I executed a fairly intensive database update (a few million records inserted/updated over about 15 minutes) today and 4 out of the 8 servers that observe this database “hung” (for about 30 minutes). 2 of these servers, do literally no other work - no connections, they are just meteor servers setup to look at the DB (we’re in the process of moving our workload to them).
They didnt crash (or they would have restarted), there were no memory issues, CPU usage was “highish” (50-60% initially, dropping to 15% after about 10 minutes) but IO usage was insane. Running iotop
suggested that the two servers that should have been idle, were reading/writing to disk at 20MB/s, using 96% of the available bandwidth.
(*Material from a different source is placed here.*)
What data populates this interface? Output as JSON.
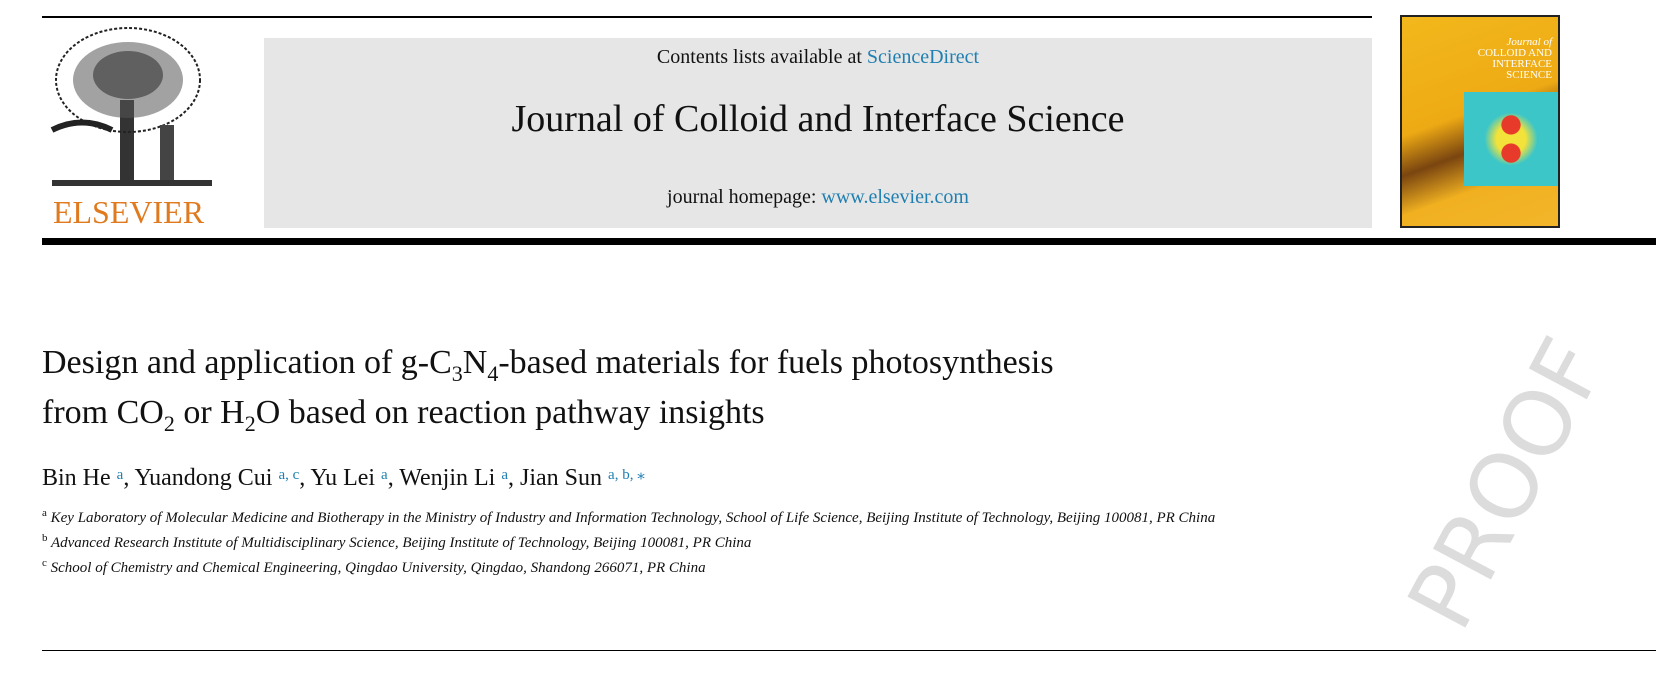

A quick check in AWS shows that it was indeed disk, and NOT network usage that was slow.
I have 3 questions
Why would meteor be using a crazy amount of disk IO? My guess here is that something to do with the oplog was being piped to disk by meteor for reading later.
Why would 2 identical servers (with nothing and no-one using them) have different recovery times, around 15 minutes for one, 30 for the other. It seems like docker may have restarted the container (which caused the recovery)
How can I defend against this? Is there a way to limit the amount of IO usage that meteor uses for oplog tailing? Even if it means we sometimes serve stale data? The issue here being the servers in question didnt respond to any requets while this was ongoing.